« Mode d’emploi : prenez un terrain proportionné à vos forces, attendez les pluies de septembre, et jetez le mélange de graines que vous avez préparé. Plongez les mains dans les graines huileuses du lin et de la phacélie, engagez le geste du semeur avec fermeté en balançant le bras devant pour que s’ouvrent les doigts et s’échappe la semence. Recommencez, selon le rythme de vos pas, jusqu’à ce que vous ayez épuisé votre provision.

Reposez-vous pendant deux à trois semaines puis venez un matin observer les plantules de nielles, de pavots, cynoglosses, bourraches, molènes et bleuets, qui forment sur le sol un duvet vert-de-gris.

Ne faites rien jusqu’au printemps suivant.

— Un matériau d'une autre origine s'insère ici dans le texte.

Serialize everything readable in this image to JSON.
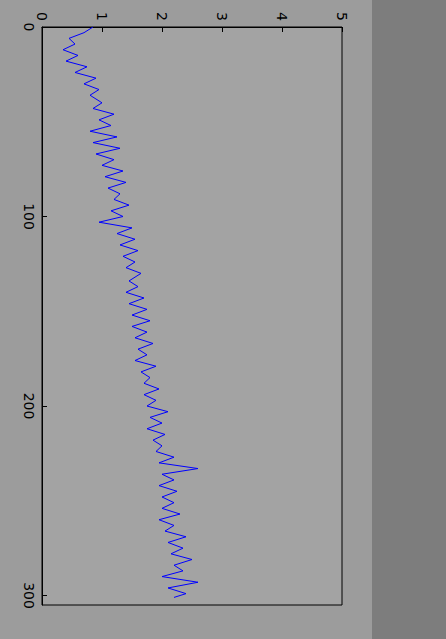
{
  "chart_data": {
    "type": "line",
    "orientation": "horizontal",
    "x": [
      0,
      3,
      6,
      9,
      12,
      15,
      18,
      21,
      24,
      27,
      30,
      33,
      36,
      40,
      43,
      46,
      49,
      52,
      55,
      58,
      61,
      64,
      67,
      70,
      73,
      76,
      79,
      82,
      85,
      88,
      91,
      94,
      97,
      100,
      103,
      106,
      109,
      112,
      115,
      118,
      121,
      124,
      127,
      130,
      134,
      137,
      140,
      143,
      146,
      149,
      152,
      155,
      158,
      161,
      164,
      167,
      170,
      173,
      176,
      179,
      182,
      185,
      188,
      191,
      194,
      197,
      200,
      203,
      206,
      209,
      212,
      215,
      218,
      221,
      224,
      227,
      230,
      233,
      236,
      239,
      242,
      245,
      248,
      251,
      254,
      257,
      260,
      263,
      266,
      269,
      272,
      275,
      278,
      281,
      284,
      287,
      290,
      293,
      296,
      299,
      301
    ],
    "values": [
      0.85,
      0.7,
      0.45,
      0.55,
      0.35,
      0.6,
      0.4,
      0.75,
      0.55,
      0.9,
      0.7,
      0.95,
      0.8,
      1.0,
      0.85,
      1.2,
      0.95,
      1.15,
      0.8,
      1.25,
      0.85,
      1.3,
      0.9,
      1.2,
      1.0,
      1.35,
      1.05,
      1.4,
      1.1,
      1.3,
      1.2,
      1.45,
      1.15,
      1.35,
      0.95,
      1.5,
      1.25,
      1.55,
      1.3,
      1.6,
      1.35,
      1.55,
      1.4,
      1.65,
      1.45,
      1.6,
      1.4,
      1.7,
      1.45,
      1.75,
      1.5,
      1.8,
      1.5,
      1.75,
      1.55,
      1.85,
      1.6,
      1.75,
      1.55,
      1.9,
      1.65,
      1.8,
      1.7,
      1.95,
      1.7,
      1.9,
      1.75,
      2.1,
      1.8,
      2.0,
      1.75,
      2.05,
      1.85,
      2.0,
      1.9,
      2.2,
      1.95,
      2.6,
      2.0,
      2.2,
      1.95,
      2.25,
      2.0,
      2.2,
      2.0,
      2.3,
      1.95,
      2.2,
      2.05,
      2.4,
      2.1,
      2.35,
      2.15,
      2.5,
      2.2,
      2.35,
      2.0,
      2.6,
      2.1,
      2.4,
      2.2
    ],
    "color": "#0000ff",
    "xlim": [
      0,
      305
    ],
    "xticks": [
      0,
      100,
      200,
      300
    ],
    "ylim": [
      0,
      5
    ],
    "yticks": [
      0,
      1,
      2,
      3,
      4,
      5
    ],
    "grid": false
  }
}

Formez les îles et entre elles, les chemins du jardin. Recommencez la tonte aux mêmes endroits, jusqu’en juillet. A partir de cette époque et jusqu’en septembre, surveillez le terrain, de nouvelles espèces apparaissent. Supprimez les îles de fleurs fanées sitôt leurs graines répandues. Ménagez avec soin les jeunes semis qui apparaissent et dessinez de nouvelles îles dans l’herbe.

D’eux-même les chemins se tracent. Nouveaux, eux aussi, ils ont changé de place.

Retournez-vous et constatez, tout est différent, tout est égal, tout est plein d’herbes voulues et d’autre imprévues, vous venez d’inventer le jardin en mouvement. »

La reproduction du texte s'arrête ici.